McCourt experts challenge the status quo in health equity research
For more than a decade, the McCourt School’s Center on Health Insurance Reforms has engaged state and federal policymakers with balanced, evidence-based research, analysis and strategic advice to improve consumer access to affordable and adequate health insurance.
The Center on Health Insurance Reforms (CHIR) at the McCourt School of Public Policy is an independent, nonpartisan policy and research center founded in 2011, where faculty and staff are engaged in research that improves consumer access to affordable and adequate health insurance. Funding to support CHIR’s work comes from a variety of foundations and organizations , including the Robert Wood Johnson Foundation, The Laura and John Arnold Foundation, and the Commonwealth Fund, among others.
Following the murder of George Floyd in 2020, CHIR faculty made a pledge to better understand and document the challenges facing communities of color. Through their research, CHIR experts have been posing questions that assess the disparate impacts of policy choices on those communities, adopting data collection practices that proactively seek out diverse voices and working to develop policies that place health equity front and center.
In one project funded by the National Institute for Health Care Reform , CHIR researchers are assessing efforts to improve access to primary care for underserved populations. CHIR’s Navigator Resource Guide, a tool supported by the Robert Wood Johnson Foundation and designed to help consumers explore health insurance plans and benefits available to them under the Affordable Care Act (ACA), has been updated to include Spanish-language content and to spotlight outreach efforts by organizations working with diverse communities.
Monitoring state-based efforts to advance health equity
Another longstanding project, funded by the Commonwealth Fund , enables CHIR researchers to monitor and analyze how all 50 states and the District of Columbia are implementing the ACA’s private insurance reforms and improving their health insurance marketplaces. As an expansion of this work, CHIR began monitoring health equity in 2021. Assistant Research Professor Christine Monahan and Research Fellow Jalisa Clark , supported by 2022 Richmond Foundation Fellow Nadia Stovicek , are tracking state action to address disparities and inequities in health, health care and health coverage through reforms to and regulation of the private health insurance market.
CHIR researchers found that states like California, Connecticut and Massachusetts have taken the lead in advancing health equity by first assessing internal accountability: hiring chief equity officers, forming social justice advisory committees and developing internal plans to ensure agency policies and practices advance equity.

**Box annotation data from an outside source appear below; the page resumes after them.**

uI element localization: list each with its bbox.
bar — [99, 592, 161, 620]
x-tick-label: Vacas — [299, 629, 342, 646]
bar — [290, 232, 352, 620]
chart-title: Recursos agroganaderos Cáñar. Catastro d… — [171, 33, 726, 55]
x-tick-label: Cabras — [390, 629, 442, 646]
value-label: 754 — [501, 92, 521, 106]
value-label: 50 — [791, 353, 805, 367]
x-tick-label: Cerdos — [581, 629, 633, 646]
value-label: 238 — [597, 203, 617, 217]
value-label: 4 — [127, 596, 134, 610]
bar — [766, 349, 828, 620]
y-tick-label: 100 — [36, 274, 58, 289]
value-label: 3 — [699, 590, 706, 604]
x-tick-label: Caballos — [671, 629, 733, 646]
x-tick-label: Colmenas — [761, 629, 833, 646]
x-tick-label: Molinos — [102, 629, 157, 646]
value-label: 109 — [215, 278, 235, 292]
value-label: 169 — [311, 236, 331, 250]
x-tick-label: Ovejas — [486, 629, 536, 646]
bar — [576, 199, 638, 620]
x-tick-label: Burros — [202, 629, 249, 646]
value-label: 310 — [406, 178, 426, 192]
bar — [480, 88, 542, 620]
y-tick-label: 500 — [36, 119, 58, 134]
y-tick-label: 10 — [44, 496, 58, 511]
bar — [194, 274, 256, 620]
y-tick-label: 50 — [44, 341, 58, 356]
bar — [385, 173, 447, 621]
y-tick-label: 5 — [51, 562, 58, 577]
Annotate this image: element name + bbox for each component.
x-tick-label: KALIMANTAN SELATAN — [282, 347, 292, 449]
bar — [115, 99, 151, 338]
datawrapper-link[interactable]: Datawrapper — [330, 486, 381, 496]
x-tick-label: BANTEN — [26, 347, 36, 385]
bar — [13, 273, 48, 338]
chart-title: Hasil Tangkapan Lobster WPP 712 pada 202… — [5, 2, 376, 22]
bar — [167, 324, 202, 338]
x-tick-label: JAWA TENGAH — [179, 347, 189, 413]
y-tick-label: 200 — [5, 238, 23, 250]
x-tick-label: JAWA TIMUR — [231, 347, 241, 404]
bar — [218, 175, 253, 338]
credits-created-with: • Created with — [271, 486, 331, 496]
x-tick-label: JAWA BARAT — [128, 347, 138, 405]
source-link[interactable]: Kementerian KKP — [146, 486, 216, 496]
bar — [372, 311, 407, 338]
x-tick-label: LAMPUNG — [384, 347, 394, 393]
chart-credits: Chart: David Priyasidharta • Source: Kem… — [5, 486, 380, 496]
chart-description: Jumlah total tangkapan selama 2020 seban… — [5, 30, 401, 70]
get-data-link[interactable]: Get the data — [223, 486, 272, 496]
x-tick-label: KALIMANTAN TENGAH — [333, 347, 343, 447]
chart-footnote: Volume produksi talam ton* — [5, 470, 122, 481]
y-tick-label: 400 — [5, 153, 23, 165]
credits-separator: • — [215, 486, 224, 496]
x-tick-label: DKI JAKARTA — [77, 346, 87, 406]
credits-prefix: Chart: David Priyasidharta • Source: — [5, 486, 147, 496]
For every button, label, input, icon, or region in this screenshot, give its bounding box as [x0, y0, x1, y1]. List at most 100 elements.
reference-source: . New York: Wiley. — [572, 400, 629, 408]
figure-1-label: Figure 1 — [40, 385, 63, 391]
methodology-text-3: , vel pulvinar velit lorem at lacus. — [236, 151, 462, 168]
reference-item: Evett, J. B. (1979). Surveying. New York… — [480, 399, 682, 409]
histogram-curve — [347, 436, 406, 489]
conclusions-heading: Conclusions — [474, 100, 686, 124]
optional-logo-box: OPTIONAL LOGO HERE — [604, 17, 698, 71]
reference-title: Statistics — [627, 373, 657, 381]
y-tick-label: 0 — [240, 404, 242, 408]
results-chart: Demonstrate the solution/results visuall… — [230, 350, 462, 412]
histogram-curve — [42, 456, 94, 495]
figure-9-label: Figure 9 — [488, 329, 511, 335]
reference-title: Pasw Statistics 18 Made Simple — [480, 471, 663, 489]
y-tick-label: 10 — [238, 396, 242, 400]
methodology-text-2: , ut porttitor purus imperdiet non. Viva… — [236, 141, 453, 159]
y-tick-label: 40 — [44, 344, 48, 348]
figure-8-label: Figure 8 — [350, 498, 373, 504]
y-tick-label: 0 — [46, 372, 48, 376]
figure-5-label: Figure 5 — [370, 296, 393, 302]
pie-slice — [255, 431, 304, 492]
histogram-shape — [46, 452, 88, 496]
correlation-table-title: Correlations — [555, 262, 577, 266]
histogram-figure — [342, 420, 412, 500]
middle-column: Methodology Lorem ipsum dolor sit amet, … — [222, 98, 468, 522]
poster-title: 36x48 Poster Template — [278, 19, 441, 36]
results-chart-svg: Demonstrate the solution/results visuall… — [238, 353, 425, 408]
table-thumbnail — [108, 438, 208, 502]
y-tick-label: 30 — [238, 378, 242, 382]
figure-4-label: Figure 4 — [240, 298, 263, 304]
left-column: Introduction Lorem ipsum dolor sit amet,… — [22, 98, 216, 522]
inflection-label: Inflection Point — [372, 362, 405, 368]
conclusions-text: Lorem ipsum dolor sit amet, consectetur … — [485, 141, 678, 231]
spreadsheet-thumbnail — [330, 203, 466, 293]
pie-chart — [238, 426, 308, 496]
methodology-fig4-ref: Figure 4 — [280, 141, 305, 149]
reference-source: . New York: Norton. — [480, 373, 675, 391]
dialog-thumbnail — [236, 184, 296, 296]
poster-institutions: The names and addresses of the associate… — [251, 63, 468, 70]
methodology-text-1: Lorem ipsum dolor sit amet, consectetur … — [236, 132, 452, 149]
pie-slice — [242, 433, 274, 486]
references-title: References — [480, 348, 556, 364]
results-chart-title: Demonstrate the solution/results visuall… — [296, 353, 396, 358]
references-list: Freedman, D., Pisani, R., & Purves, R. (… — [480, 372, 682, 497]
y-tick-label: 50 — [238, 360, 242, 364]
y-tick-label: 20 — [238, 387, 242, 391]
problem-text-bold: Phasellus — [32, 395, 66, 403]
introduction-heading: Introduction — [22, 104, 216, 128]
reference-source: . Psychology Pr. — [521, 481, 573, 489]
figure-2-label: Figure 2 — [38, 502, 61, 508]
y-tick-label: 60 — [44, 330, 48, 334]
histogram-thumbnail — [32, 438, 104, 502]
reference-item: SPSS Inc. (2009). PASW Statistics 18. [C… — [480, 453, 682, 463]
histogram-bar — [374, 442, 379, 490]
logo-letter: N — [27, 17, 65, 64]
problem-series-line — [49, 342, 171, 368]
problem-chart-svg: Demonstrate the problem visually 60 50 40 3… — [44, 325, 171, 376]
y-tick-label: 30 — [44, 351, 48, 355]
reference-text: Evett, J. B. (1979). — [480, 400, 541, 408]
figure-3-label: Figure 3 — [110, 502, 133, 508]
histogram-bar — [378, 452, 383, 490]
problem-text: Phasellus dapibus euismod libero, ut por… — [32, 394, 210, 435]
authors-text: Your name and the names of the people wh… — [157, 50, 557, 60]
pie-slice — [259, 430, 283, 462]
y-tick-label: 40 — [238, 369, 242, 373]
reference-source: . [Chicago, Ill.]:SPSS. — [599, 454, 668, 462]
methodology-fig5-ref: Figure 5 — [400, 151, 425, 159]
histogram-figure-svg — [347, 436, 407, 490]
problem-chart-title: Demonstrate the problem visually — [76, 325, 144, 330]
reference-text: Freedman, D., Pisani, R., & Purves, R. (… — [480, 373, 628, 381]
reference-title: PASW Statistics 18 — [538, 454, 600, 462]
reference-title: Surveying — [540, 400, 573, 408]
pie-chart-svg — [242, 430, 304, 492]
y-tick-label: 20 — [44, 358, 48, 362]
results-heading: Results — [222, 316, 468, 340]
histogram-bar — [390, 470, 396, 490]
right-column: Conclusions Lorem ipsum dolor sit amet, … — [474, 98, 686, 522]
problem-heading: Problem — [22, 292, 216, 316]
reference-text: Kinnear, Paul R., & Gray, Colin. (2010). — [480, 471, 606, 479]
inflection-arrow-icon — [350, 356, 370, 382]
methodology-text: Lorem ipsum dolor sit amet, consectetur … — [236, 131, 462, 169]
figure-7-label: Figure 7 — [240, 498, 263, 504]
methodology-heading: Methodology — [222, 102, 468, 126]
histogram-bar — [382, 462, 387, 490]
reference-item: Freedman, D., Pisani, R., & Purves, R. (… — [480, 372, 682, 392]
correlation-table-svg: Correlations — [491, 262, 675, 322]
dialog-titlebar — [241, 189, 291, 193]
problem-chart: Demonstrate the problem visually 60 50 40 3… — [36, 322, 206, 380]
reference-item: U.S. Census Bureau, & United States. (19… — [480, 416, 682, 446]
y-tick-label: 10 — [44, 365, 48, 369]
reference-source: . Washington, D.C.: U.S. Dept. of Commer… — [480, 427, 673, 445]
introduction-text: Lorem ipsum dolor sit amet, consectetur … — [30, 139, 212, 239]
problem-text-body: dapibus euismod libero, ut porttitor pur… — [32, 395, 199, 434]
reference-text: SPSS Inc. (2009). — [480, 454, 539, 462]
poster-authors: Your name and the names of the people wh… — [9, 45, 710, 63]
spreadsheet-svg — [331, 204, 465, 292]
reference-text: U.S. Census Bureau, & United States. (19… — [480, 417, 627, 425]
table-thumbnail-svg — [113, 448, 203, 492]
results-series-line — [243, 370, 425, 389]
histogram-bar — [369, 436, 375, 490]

Some states have prioritized the collection of customers’ demographic data to identify and address disparities and target resources appropriately, though states’ efforts to improve race and ethnicity data collection remain a work in progress . Several states have also worked with health insurers to build provider networks and design benefit packages that advance health equity, such as the elimination of cost-sharing for diabetes-related care to address racial disparities in diabetes prevalence and outcomes.

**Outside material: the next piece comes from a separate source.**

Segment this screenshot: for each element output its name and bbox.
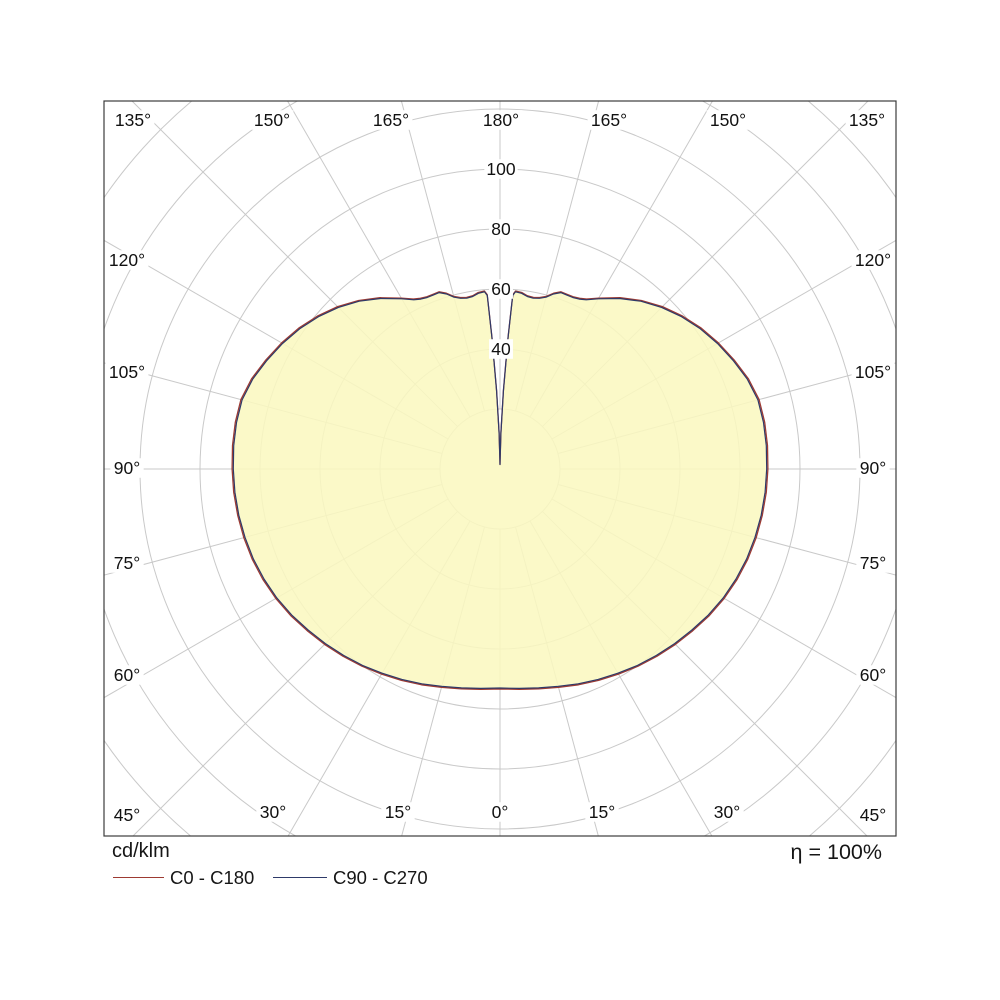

Diversifying the health insurance market and the consumer experience
State-based marketplaces also have a responsibility to reach out to consumers and help them enroll in a health plan that meets their needs. This includes working with organizations serving communities of color and diversifying the health insurance broker industry to better represent marketplace customers. CHIR is currently exploring how marketplaces are meeting the needs of individuals with limited English proficiency who depend on language access services.
“We are looking at the states that run their own health insurance marketplace and getting a sense of what the language access landscape looks like from insurance enrollment applications to staff job descriptions,” said Nadia Stovicek (MPP‘23), who is currently involved in CHIR’s language access survey project as a research assistant on the health equity team. “Culturally competent care is so important, and language access is a huge part of that.”
CHIR’s research is already helping inform state officials about what other agencies are doing to advance health equity. Federal policymakers, too, can take lessons from CHIR’s findings as they work to fulfill President Biden’s Executive Order on advancing racial equity and support for underserved communities.